Es geht um das Kindswohl  nicht um das des Vaters

Das finde ich ein bisschen zu kurz getreten. Wenn alle so argumentieren würden, dann können wir den Umgang auch gleich ganz abschaffen, sobald dem Umgangselternteil Knüppel zwischen die Beine geworfen werden. Ein Kontaktabbruch kann nicht nur Kinder traumatisieren.

Entscheidungen wie die in dem Fall von Moog gegen Deutschand wären so nie möglich gewesen.

Ich denke, der User hier möchte einfach nur etwas Zuspruch bei seiner gegenwärtigen Lage.


Selten in der Geschichte hatten so viele so wenigen so viel zu verdanken. (Winston Churchill)

AntwortZitat
Geschrieben : 16.11.2016 23:21




(@steff072)
Schon was gesagt Registriert

Hi
Meine Ex hat das ganze schon einmal gemacht.Das Kinder ist jetzt 17 und welche Auswirkungen es hat, kann man sich nicht vorstellen.

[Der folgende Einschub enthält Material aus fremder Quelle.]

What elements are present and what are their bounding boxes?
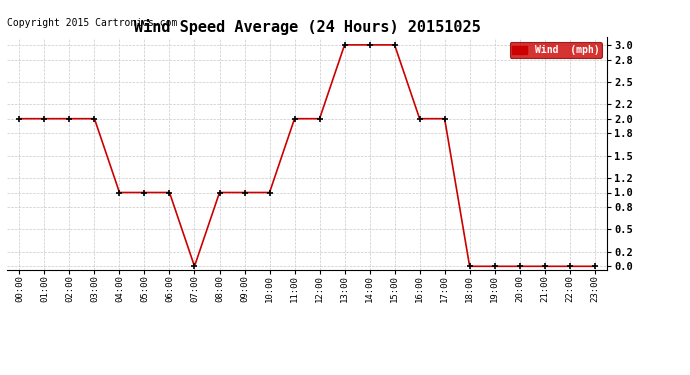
Legend: Wind  (mph): Wind (mph) (509, 42, 602, 58)
Text: Copyright 2015 Cartronics.com: Copyright 2015 Cartronics.com (7, 18, 177, 28)
Title: Wind Speed Average (24 Hours) 20151025: Wind Speed Average (24 Hours) 20151025 (134, 19, 480, 35)
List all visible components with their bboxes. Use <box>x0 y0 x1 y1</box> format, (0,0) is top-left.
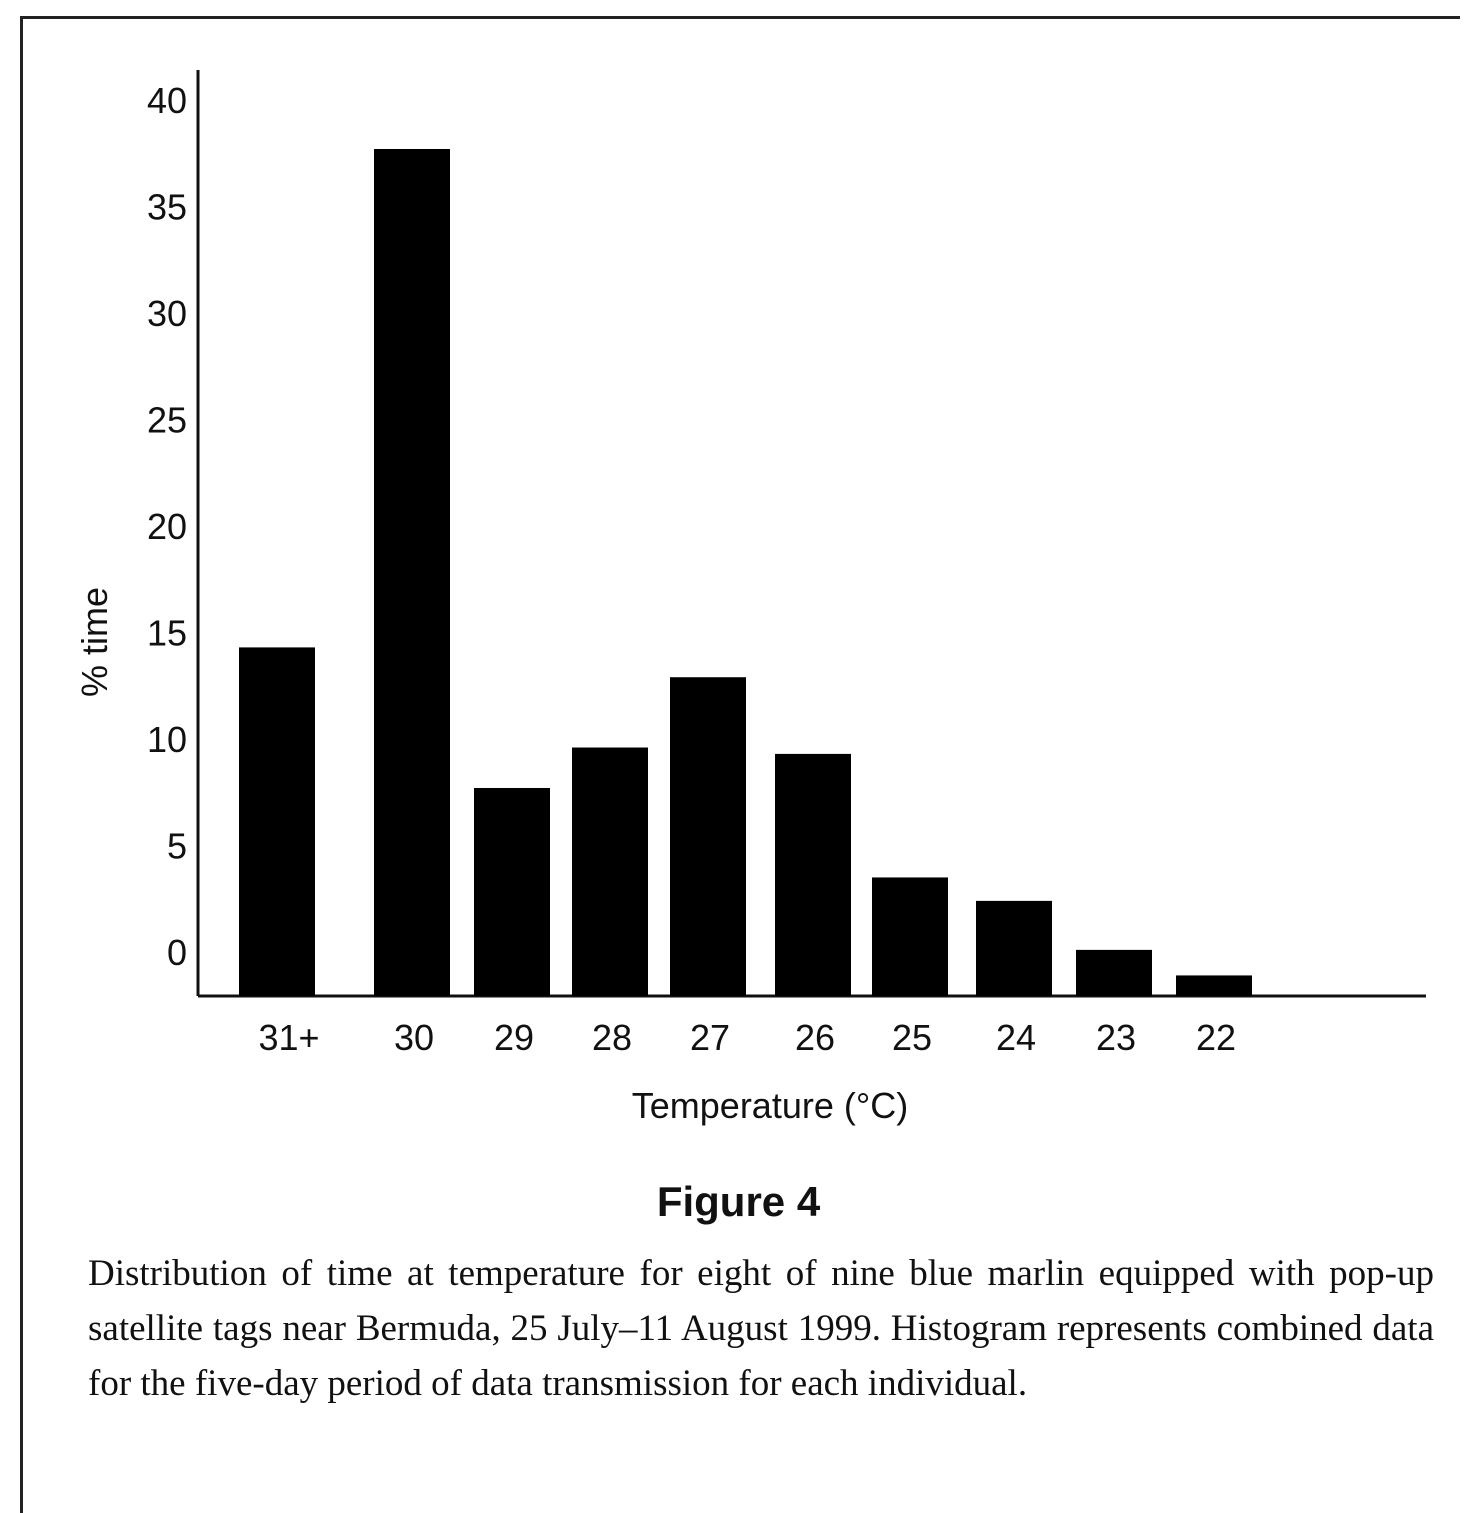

Dafür gibt es normalerweise Gesetze, da man, von Geburt an eine gewisse Verantwortung für ein Kind übernimmt. Man versucht leistungsstarke, sowie physisch starke Menschen zu erziehen. Dies ist aber leider so nicht der Fall.
Mfg Steff


AntwortZitat
Themenstarter Geschrieben : 16.11.2016 23:28
(@oldie)
(Fast) Eigentumsrecht Registriert

Anm. Mod.
Themen zusammengeführt.

Steff072

Was soll es bringen, unter der Rubrik "Deine Geschichte" zwei Sachthemen aufzumachen, wenn Du dann Dein Herz in der Rubrik "Umgangsrecht/-pflicht" ausschüttest?

Gruss oldie


Wenige sind das, was sie vorgeben zu sein.
Und wenn ich es mir recht überlege - niemand.